Zwei der Reuters-Mitarbeiter schilderten, sie hätten sich einen Finger in den Anus stecken müssen und diesen anschließend ablecken müssen. Zudem seien sie gezwungen worden, Schuhe in den Mund zu stopfen, was in der arabischen Welt als besonders erniedrigend gilt. Alle drei berichteten, sie seien zu erniedrigenden Gesten gezwungen worden, während US-Soldaten sie ausgelacht und verhöhnt hätten. Die Soldaten hätten Fotos von den Vorgängen gemacht. Wegen der demütigenden Art und Weise der Misshandlungen hätten sie zunächst nicht an die Öffentlichkeit gehen wollen, erklärten die Reuters-Mitarbeiter.

US-Militär: Keine Beweise

Das US-Militär teilte in einem Bericht mit, es gebe keine Beweise dafür, dass Reuters-Mitarbeiter gefoltert oder misshandelt worden seien.

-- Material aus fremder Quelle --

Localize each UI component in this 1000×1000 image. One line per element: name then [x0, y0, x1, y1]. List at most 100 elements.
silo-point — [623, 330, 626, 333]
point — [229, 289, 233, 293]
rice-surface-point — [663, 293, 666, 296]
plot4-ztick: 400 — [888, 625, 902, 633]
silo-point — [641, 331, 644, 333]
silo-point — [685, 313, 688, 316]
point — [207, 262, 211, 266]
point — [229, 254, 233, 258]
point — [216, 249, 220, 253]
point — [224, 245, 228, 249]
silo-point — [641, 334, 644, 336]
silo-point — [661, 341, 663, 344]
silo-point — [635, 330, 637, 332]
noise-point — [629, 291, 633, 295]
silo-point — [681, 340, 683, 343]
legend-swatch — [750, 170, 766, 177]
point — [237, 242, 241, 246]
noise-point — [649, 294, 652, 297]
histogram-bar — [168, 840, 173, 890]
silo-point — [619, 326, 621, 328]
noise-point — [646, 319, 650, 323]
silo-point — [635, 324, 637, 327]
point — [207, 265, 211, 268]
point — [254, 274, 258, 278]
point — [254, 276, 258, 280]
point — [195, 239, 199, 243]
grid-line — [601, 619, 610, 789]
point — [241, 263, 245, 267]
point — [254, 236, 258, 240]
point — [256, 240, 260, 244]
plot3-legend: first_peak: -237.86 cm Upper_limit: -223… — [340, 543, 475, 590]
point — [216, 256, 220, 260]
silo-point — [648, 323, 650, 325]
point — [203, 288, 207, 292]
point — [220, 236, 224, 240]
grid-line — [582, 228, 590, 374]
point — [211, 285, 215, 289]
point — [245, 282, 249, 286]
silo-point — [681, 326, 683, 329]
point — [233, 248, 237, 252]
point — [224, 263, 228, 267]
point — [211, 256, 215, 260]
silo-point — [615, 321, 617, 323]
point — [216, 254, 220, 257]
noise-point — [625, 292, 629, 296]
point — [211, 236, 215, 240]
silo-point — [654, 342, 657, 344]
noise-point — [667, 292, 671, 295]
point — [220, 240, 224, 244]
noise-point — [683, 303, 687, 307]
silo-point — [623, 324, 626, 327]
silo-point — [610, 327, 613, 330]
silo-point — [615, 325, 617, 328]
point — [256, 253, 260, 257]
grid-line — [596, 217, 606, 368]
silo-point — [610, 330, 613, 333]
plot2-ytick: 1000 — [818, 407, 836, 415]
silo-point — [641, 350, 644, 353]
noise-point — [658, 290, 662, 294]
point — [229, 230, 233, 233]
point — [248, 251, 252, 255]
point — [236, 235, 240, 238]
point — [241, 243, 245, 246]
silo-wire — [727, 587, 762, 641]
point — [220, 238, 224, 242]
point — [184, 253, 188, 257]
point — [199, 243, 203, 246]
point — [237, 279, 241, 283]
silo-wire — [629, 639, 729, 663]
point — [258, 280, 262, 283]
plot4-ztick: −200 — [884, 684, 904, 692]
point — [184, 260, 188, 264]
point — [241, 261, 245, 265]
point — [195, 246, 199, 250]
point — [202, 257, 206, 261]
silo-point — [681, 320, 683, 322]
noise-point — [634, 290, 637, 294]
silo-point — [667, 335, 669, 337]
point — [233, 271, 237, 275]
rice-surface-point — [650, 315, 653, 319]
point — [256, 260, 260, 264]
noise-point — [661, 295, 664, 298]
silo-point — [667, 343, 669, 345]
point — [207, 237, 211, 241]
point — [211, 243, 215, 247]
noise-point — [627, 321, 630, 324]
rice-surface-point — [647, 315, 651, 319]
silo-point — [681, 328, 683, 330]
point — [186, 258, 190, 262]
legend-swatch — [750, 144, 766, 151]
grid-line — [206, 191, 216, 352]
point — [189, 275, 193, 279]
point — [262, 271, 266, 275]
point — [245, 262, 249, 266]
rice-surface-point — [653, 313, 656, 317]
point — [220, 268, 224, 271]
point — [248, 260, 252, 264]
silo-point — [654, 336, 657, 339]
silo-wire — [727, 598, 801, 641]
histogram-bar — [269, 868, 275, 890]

Am Montag ging bei Reuters zu dem Vorfall ein auf den 5. März datierter Brief des Oberbefehlshabers der US-Armee im Irak, General Ricardo Sanchez, ein. Seiner Einschätzung nach seien die Untersuchungen "gründlich und objektiv" gewesen und die Ergebnisse korrekt, hieß es darin. Reuters Nachrichtenchef David Schlesinger hat mit Verweis auf die im Mai bekannt gewordenen Vorgänge in Abu Ghraib das US-Verteidigungsministerium zu einer erneuten Überprüfung der Vorwürfe aufgefordert.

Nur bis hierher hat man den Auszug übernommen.